About a week ago, my friend who take a double degree at UHA-France discussed about how to optimizing and securing AODV routing protocol. His Prof asked him to try ‘autonomic computing’. It’s sound like new to my ears. So, I’m trying to find out what is all about automatic computing?. Here is some of information about it. Let’s take a look.
Autonomic Computing refers to the self-managing characteristics of distributed computing resources, adapting to unpredictable changes whilst hiding intrinsic complexity to operators and users. Started by IBM in 2001, this initiative’s ultimate aim is to develop computer systems capable of self-management, to overcome the rapidly growing complexity of computing systems management, and to reduce the barrier that complexity poses to further growth. An autonomic system makes decisions on its own, using high-level policies; it will constantly check and optimize its status and automatically adapt itself to changing conditions. As widely reported in literature, an autonomic computing framework might be seen composed by Autonomic Components (AC) interacting with each other [1]. An AC can be modeled in terms of two main control loops (local and global) with sensors (for self-monitoring), effectors (for self-adjustment), knowledge and planner/adapter for exploiting policies based on self- and environment awareness.

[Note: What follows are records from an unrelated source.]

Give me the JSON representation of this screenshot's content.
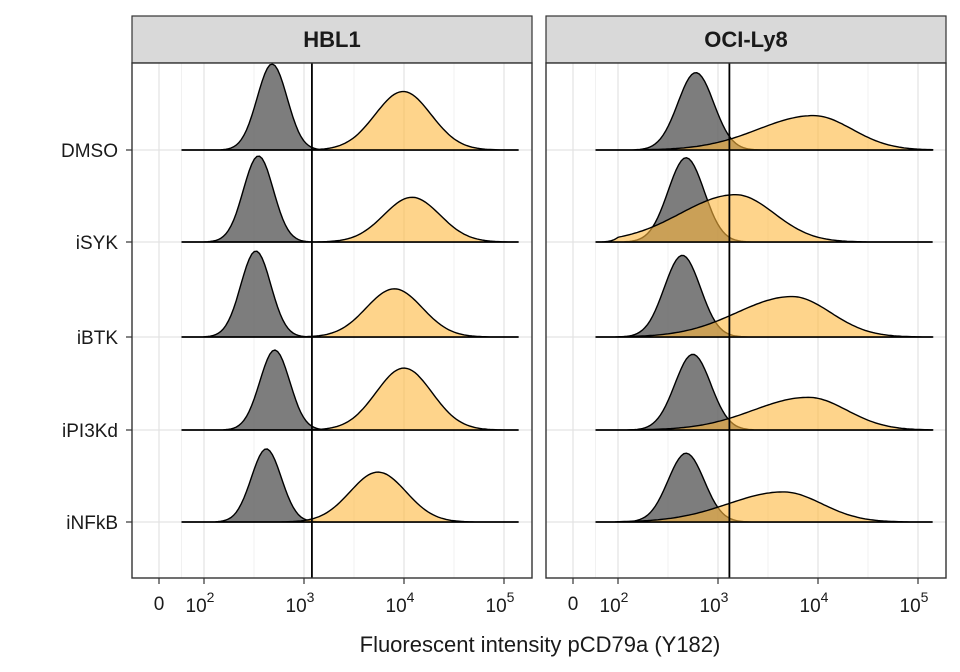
{
  "chart_data": {
    "type": "ridgeline-density",
    "xlabel": "Fluorescent intensity pCD79a (Y182)",
    "x_scale": "log10 (zero shown at left)",
    "x_ticks": [
      {
        "label": "0",
        "value": 0
      },
      {
        "base": "10",
        "exp": "2",
        "value": 100
      },
      {
        "base": "10",
        "exp": "3",
        "value": 1000
      },
      {
        "base": "10",
        "exp": "4",
        "value": 10000
      },
      {
        "base": "10",
        "exp": "5",
        "value": 100000
      }
    ],
    "xlim": [
      0,
      150000
    ],
    "grid": true,
    "panels": [
      {
        "title": "HBL1",
        "threshold": 1200,
        "rows": [
          {
            "label": "DMSO",
            "gray": {
              "peak": 480,
              "height": 1.0
            },
            "orange": {
              "peak": 9800,
              "height": 0.68
            }
          },
          {
            "label": "iSYK",
            "gray": {
              "peak": 350,
              "height": 1.0
            },
            "orange": {
              "peak": 12000,
              "height": 0.52
            }
          },
          {
            "label": "iBTK",
            "gray": {
              "peak": 330,
              "height": 1.0
            },
            "orange": {
              "peak": 8000,
              "height": 0.56
            }
          },
          {
            "label": "iPI3Kd",
            "gray": {
              "peak": 510,
              "height": 0.93
            },
            "orange": {
              "peak": 10000,
              "height": 0.72
            }
          },
          {
            "label": "iNFkB",
            "gray": {
              "peak": 420,
              "height": 0.85
            },
            "orange": {
              "peak": 5500,
              "height": 0.58
            }
          }
        ]
      },
      {
        "title": "OCI-Ly8",
        "threshold": 1300,
        "rows": [
          {
            "label": "DMSO",
            "gray": {
              "peak": 600,
              "height": 0.9
            },
            "orange": {
              "peak": 9000,
              "height": 0.4
            }
          },
          {
            "label": "iSYK",
            "gray": {
              "peak": 480,
              "height": 0.98
            },
            "orange": {
              "peak": 1500,
              "height": 0.55
            }
          },
          {
            "label": "iBTK",
            "gray": {
              "peak": 440,
              "height": 0.95
            },
            "orange": {
              "peak": 5500,
              "height": 0.47
            }
          },
          {
            "label": "iPI3Kd",
            "gray": {
              "peak": 560,
              "height": 0.88
            },
            "orange": {
              "peak": 8000,
              "height": 0.38
            }
          },
          {
            "label": "iNFkB",
            "gray": {
              "peak": 480,
              "height": 0.8
            },
            "orange": {
              "peak": 4500,
              "height": 0.35
            }
          }
        ]
      }
    ],
    "series": [
      {
        "color": "#666666"
      },
      {
        "color": "#fdb83d"
      }
    ]
  }
}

Driven by such vision, a variety of architectural frameworks based on “self-regulating” autonomic components has been recently proposed. A very similar trend has recently characterized significant research work in the area of multi-agent systems. However, most of these approaches are typically conceived with centralized or cluster-based server architectures in mind and mostly address the need of reducing management costs rather than the need of enabling complex software systems or providing innovative services.
Autonomy-oriented computation is a paradigm proposed by Jiming Liu in 2001 that uses artificial systems imitating social animals‘ collective behaviours to solve hard computational problems. For example, ant colony optimization could be studied in this paradigm.[1]